Starring:Timothy Spall, Dorothy Atkinson, Marion Bailey, Ruth Sheen, Martin Savage,Paul Jesson.
Directed: Mike Leigh.
You don’t have to be an art afficionado to enjoy this absorbing film, the fifth collaborative venture between Timothy Spall and Mike Leigh, which traces the last quarter century of the life of the 19th century English Romantic artist Joseph Mallord William Turner.
Watching the Graham Norton show the other day, I learnt that Spall took lessons for two years to learn how to paint like Turner. Leigh has also done his homework well and there’s never a dull moment as Leigh delves into both the man and his work which is displayed in glorious detail over a period of two and a half hours .I have seen an artist use his body to paint at the Artists Centre in Mumbai. I know of other Indian masters who, emulate Turner in scraping and scratching with a knife. Turner even spit on his unfinished pictures!

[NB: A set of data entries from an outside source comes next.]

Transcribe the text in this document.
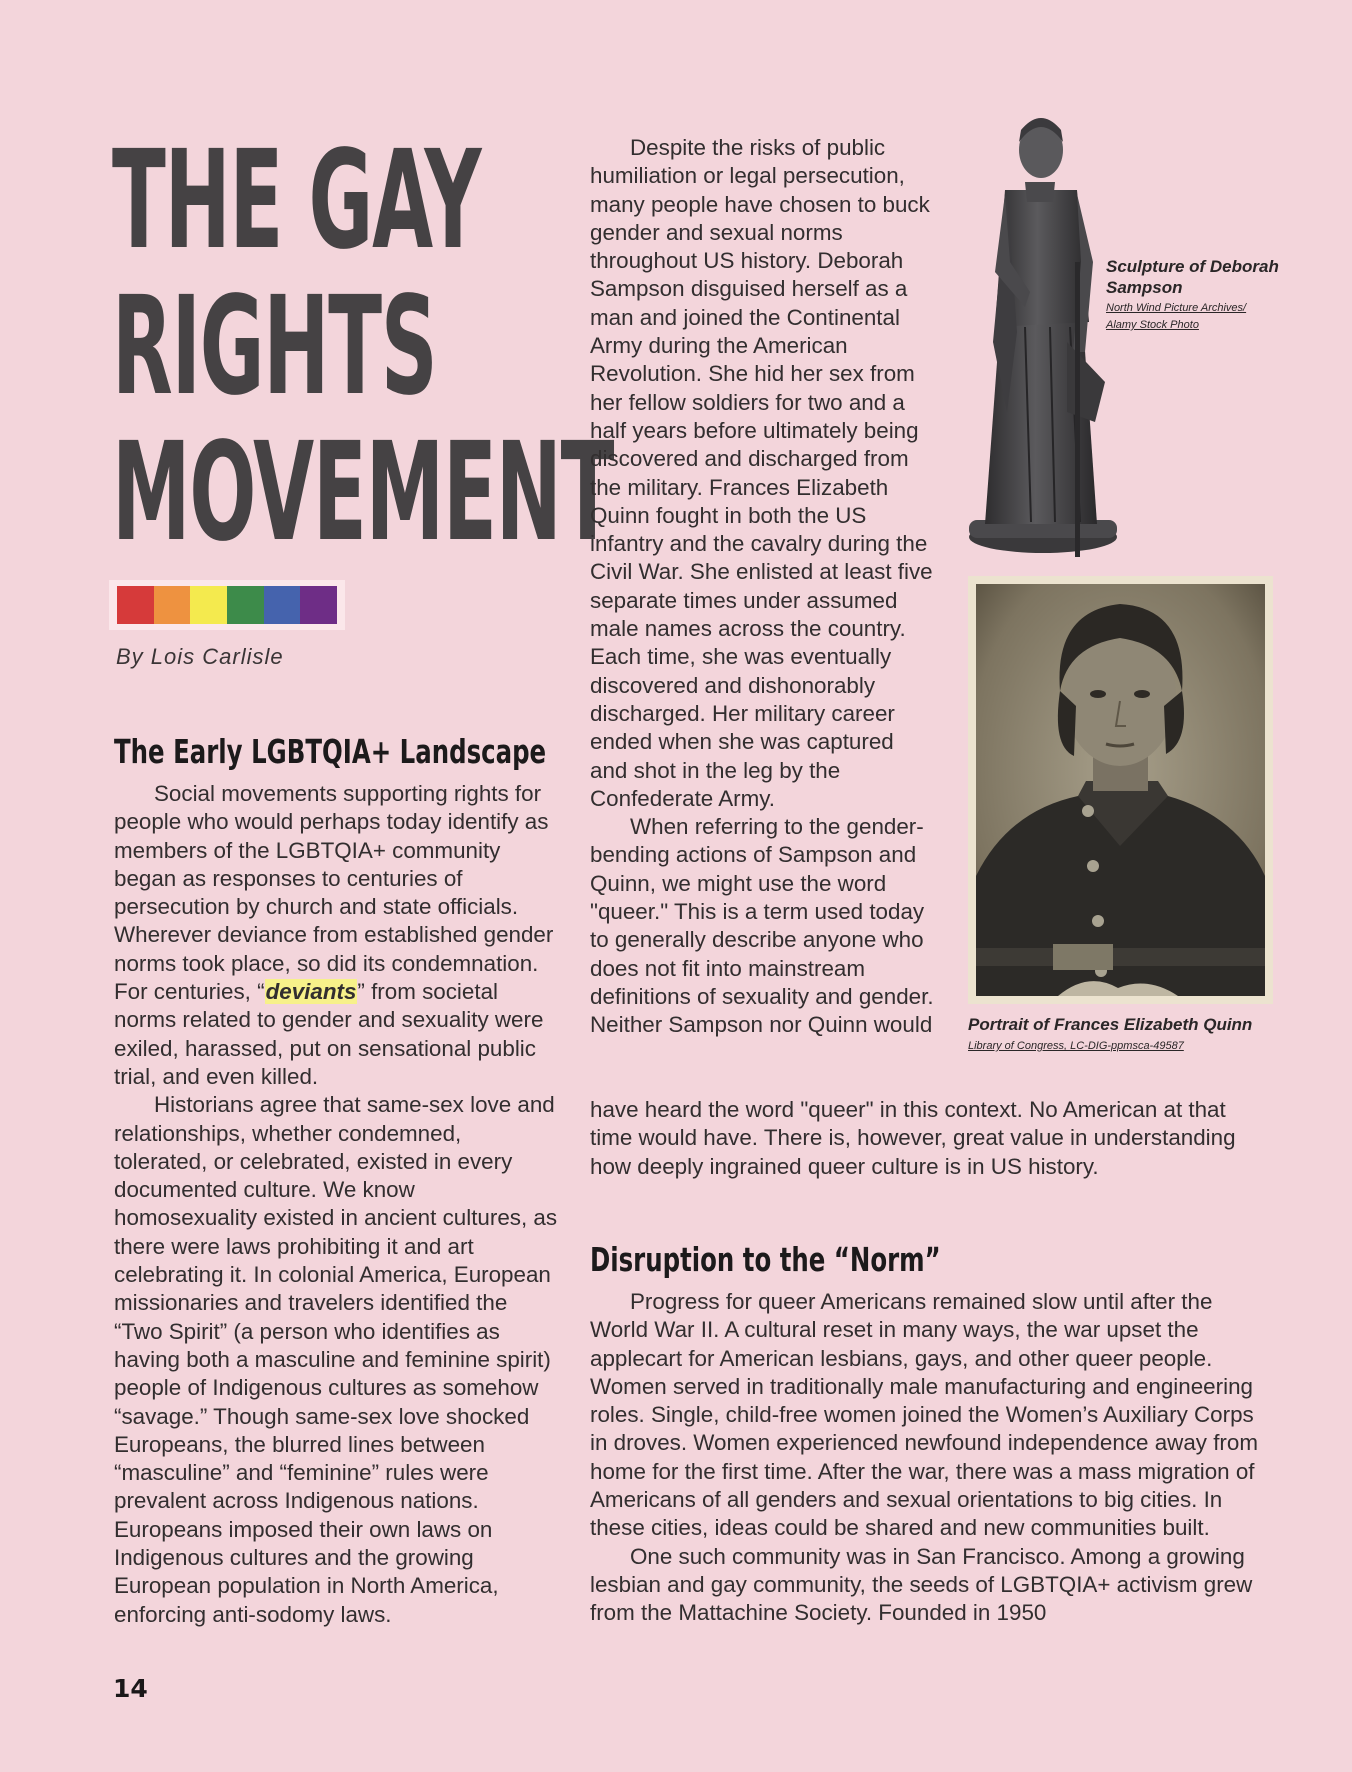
THE GAY
RIGHTS
MOVEMENT
By Lois Carlisle
The Early LGBTQIA+ Landscape

Social movements supporting rights for people who would perhaps today identify as members of the LGBTQIA+ community began as responses to centuries of persecution by church and state officials. Wherever deviance from established gender norms took place, so did its condemnation. For centuries, “deviants” from societal norms related to gender and sexuality were exiled, harassed, put on sensational public trial, and even killed.

Historians agree that same-sex love and relationships, whether condemned, tolerated, or celebrated, existed in every documented culture. We know homosexuality existed in ancient cultures, as there were laws prohibiting it and art celebrating it. In colonial America, European missionaries and travelers identified the “Two Spirit” (a person who identifies as having both a masculine and feminine spirit) people of Indigenous cultures as somehow “savage.” Though same-sex love shocked Europeans, the blurred lines between “masculine” and “feminine” rules were prevalent across Indigenous nations. Europeans imposed their own laws on Indigenous cultures and the growing European population in North America, enforcing anti-sodomy laws.

Despite the risks of public humiliation or legal persecution, many people have chosen to buck gender and sexual norms throughout US history. Deborah Sampson disguised herself as a man and joined the Continental Army during the American Revolution. She hid her sex from her fellow soldiers for two and a half years before ultimately being discovered and discharged from the military. Frances Elizabeth Quinn fought in both the US infantry and the cavalry during the Civil War. She enlisted at least five separate times under assumed male names across the country. Each time, she was eventually discovered and dishonorably discharged. Her military career ended when she was captured and shot in the leg by the Confederate Army.

When referring to the gender-bending actions of Sampson and Quinn, we might use the word "queer." This is a term used today to generally describe anyone who does not fit into mainstream definitions of sexuality and gender. Neither Sampson nor Quinn would

have heard the word "queer" in this context. No American at that time would have. There is, however, great value in understanding how deeply ingrained queer culture is in US history.

Sculpture of Deborah Sampson
North Wind Picture Archives/
Alamy Stock Photo
Portrait of Frances Elizabeth Quinn
Library of Congress, LC-DIG-ppmsca-49587
Disruption to the “Norm”

Progress for queer Americans remained slow until after the World War II. A cultural reset in many ways, the war upset the applecart for American lesbians, gays, and other queer people. Women served in traditionally male manufacturing and engineering roles. Single, child-free women joined the Women’s Auxiliary Corps in droves. Women experienced newfound independence away from home for the first time. After the war, there was a mass migration of Americans of all genders and sexual orientations to big cities. In these cities, ideas could be shared and new communities built.

One such community was in San Francisco. Among a growing lesbian and gay community, the seeds of LGBTQIA+ activism grew from the Mattachine Society. Founded in 1950

14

Leigh’s bio pic won Best Actor at Cannes 2014 for Spall who wheezes and grunts like the pig he loves to dine on. Inarticulate in company at times he may have been, but not when faced by the tabula rasa of canvas, which he filled after actually experiencing the elements in long walks in the country side or sailing the sea. In one scene,we see Turner tying himself to a ship’s mast in order to appreciate a storm! Such were the extraordinary lengths to which he would pursue the Muse but like the rest of us, Turner was a flawed human being. His poor self-image ( I am a gargoyle) explains his treatment of women in his life. Which was, in one word, horrendous ( eg housekeeper Hannah (Dorothy Atkinson), his first mistress, Sarah (Ruth Sheen). Mercifully, he had a better relationship with her successor, Sophia Booth (Marion Bailey) who looked after him even though he never acknowledged her in his life.

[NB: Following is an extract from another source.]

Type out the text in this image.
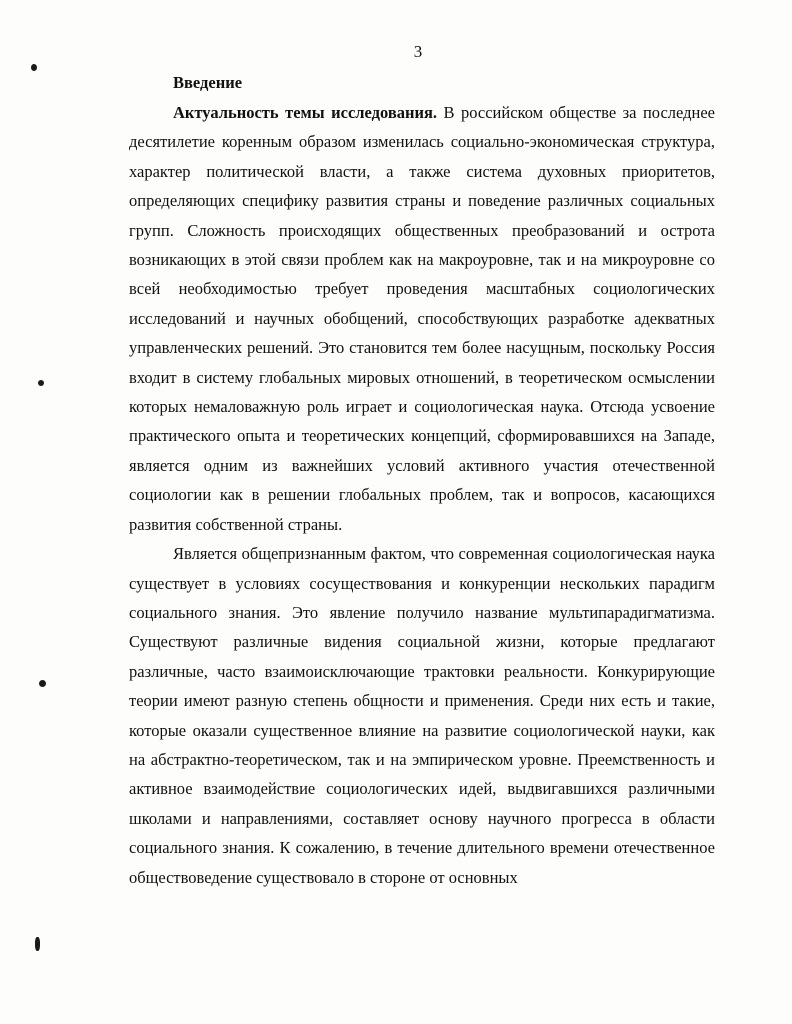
3
Введение

Актуальность темы исследования. В российском обществе за последнее десятилетие коренным образом изменилась социально-экономическая структура, характер политической власти, а также система духовных приоритетов, определяющих специфику развития страны и поведение различных социальных групп. Сложность происходящих общественных преобразований и острота возникающих в этой связи проблем как на макроуровне, так и на микроуровне со всей необходимостью требует проведения масштабных социологических исследований и научных обобщений, способствующих разработке адекватных управленческих решений. Это становится тем более насущным, поскольку Россия входит в систему глобальных мировых отношений, в теоретическом осмыслении которых немаловажную роль играет и социологическая наука. Отсюда усвоение практического опыта и теоретических концепций, сформировавшихся на Западе, является одним из важнейших условий активного участия отечественной социологии как в решении глобальных проблем, так и вопросов, касающихся развития собственной страны.

Является общепризнанным фактом, что современная социологическая наука существует в условиях сосуществования и конкуренции нескольких парадигм социального знания. Это явление получило название мультипарадигматизма. Существуют различные видения социальной жизни, которые предлагают различные, часто взаимоисключающие трактовки реальности. Конкурирующие теории имеют разную степень общности и применения. Среди них есть и такие, которые оказали существенное влияние на развитие социологической науки, как на абстрактно-теоретическом, так и на эмпирическом уровне. Преемственность и активное взаимодействие социологических идей, выдвигавшихся различными школами и направлениями, составляет основу научного прогресса в области социального знания. К сожалению, в течение длительного времени отечественное обществоведение существовало в стороне от основных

And though he was prosperous, he abandoned his children by Sarah and was loathe to part with his admittedly hard earned cash. When he could afford an apprentice, he exploits his ailing father William ( Paul Jesson)who is, let it be said, more than willing to help him in the studio where Turner reproduces outdoor sketches as oils and watercolours. And when an impoverished fellow painter Benjamin Haydon (Martin Savage) begs him for a loan of hundred pounds,he offers him a fiver. This is the same Turner who will later refuse to sell his private collection to a wealthy bidder for hundreds of thousands of pounds but, instead, bequeath them to the people of Great Britain. When he died, the last word Turner uttered was – God. Surprising? I think not from the man who was hailed as “the painter of light ” even though a young Queen Victoria who says the blurred lines in one of his paintings must be from his failing eyesight! But then, what did royals know of art except to buy it? Let me ask in all humility: What do I know of art? Only that God is The Ultimate Artist.
Turner is remembered for many masterpieces. “The Fighting Temeraire” depicts an old gunship being tugged to her last berth to be broken up and sold for scrap reminded me of our very own INS Vikrant which suffered the same grievous fate.